Genomic organization and tissue-specific expression of hepcidin in the pacific mutton hamlet,Alphestes immaculatus(Breder, 1936)

    loading  Checking for direct PDF access through Ovid


Hepcidin is a cysteine-rich peptide involved in iron metabolism, inflammatory response and as antimicrobial peptide. Despite the fact that hepcidins have been identified in several fish species, only few have been completely characterized. This study, described the identification and complete molecular characterization of the hepcidin antimicrobial peptide 1 (HAMP1) gene of Alphestes immaculatus.
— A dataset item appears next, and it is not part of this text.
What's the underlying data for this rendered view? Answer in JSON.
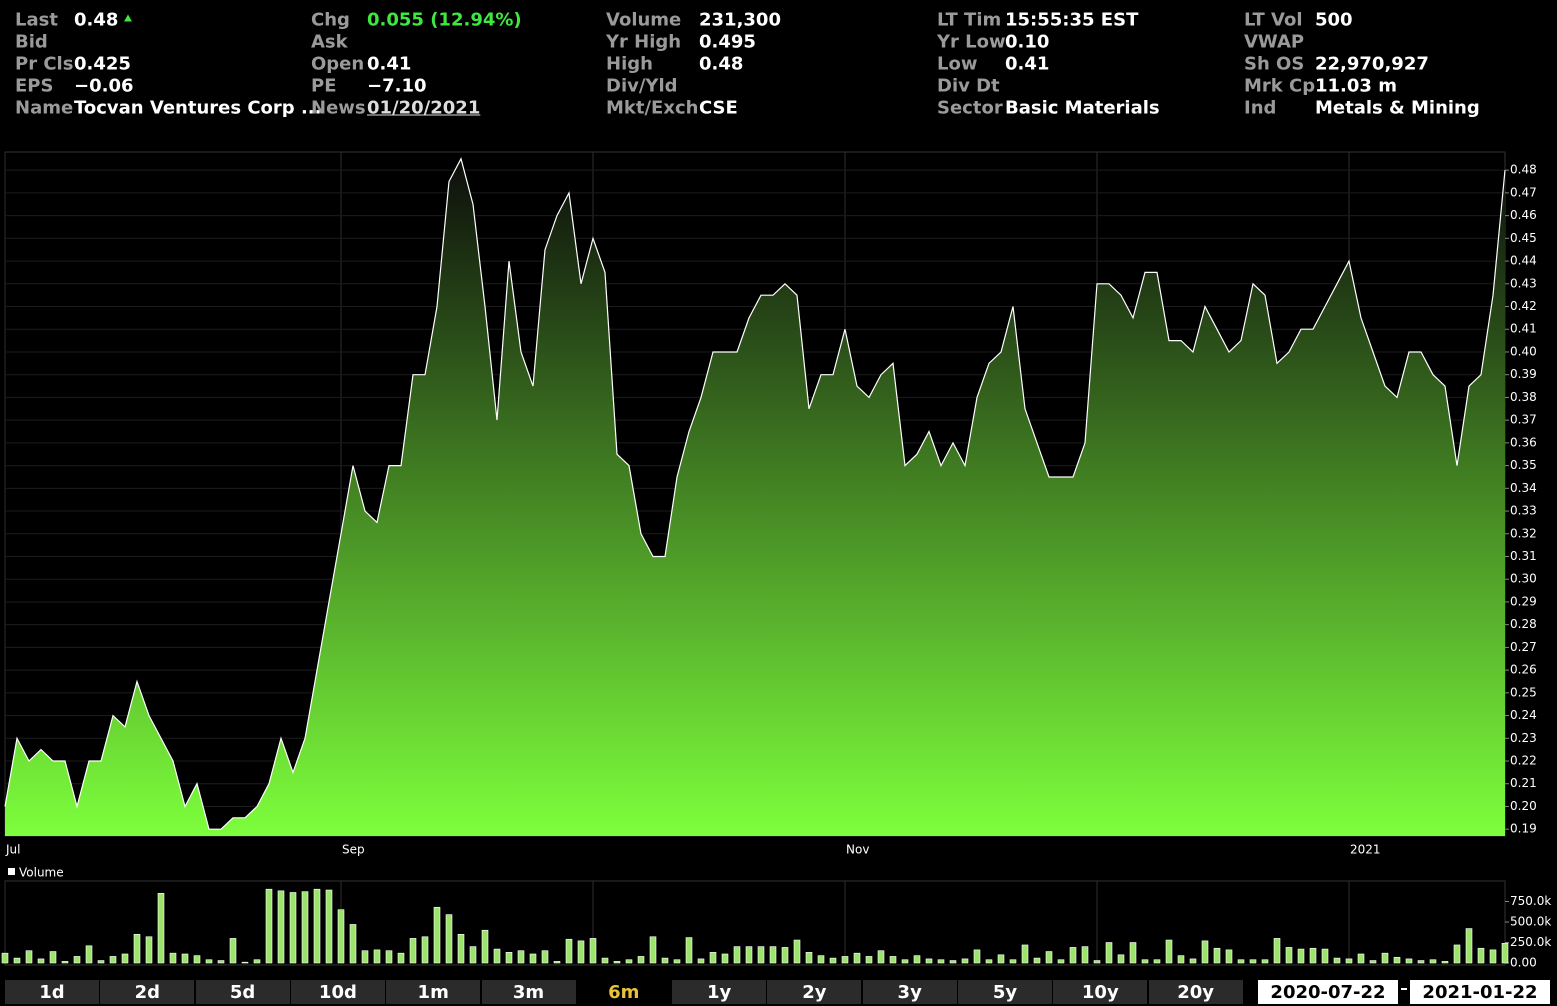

Moreover, its specific expression level at both basal and lipopolysaccharide (LPS)-induced conditions in different tissues was also determined by real-time PCR. Results showed that the HAMP1gene consists of three exons and two introns encoding a preprohepcidin composed of 90 aa (24 aa for signal peptide, 40 aa for prodomain and 26 aa for mature peptide). The promoter region analysis revealed a TATA box sequence and several putative transcription factor binding sites. A comparative analysis showed CEBPα, CEBPβ, NF-kB, HNF3, GATA-1 and c-Rel as the most common found in fishes. The mature peptide possesses a pI of 8.34, which is the average among fish hepcidin. In addition, the structural modeling showed a hairpin structure with four putative disulfide bonds. A phylogenetic analysis revealed that this hepcidin gene is a HAMP1 class, and is clustered into the same group with the Serranid fish Epinephelus moara and the Antarctic fish Lycodichthys dearborni. Finally, the relative expression levels showed high basal values in liver and muscle, whereas in LPS-induced fish the relative expression tendency changed, with the highest values in spleen and head kidney tissues. This study describes the completely characterized HAMP1 gene of A. immaculatus and their patterns of expression level at different conditions and in different tissues, showing by first time muscle hepcidin expression could be relevant in the immune response in fish.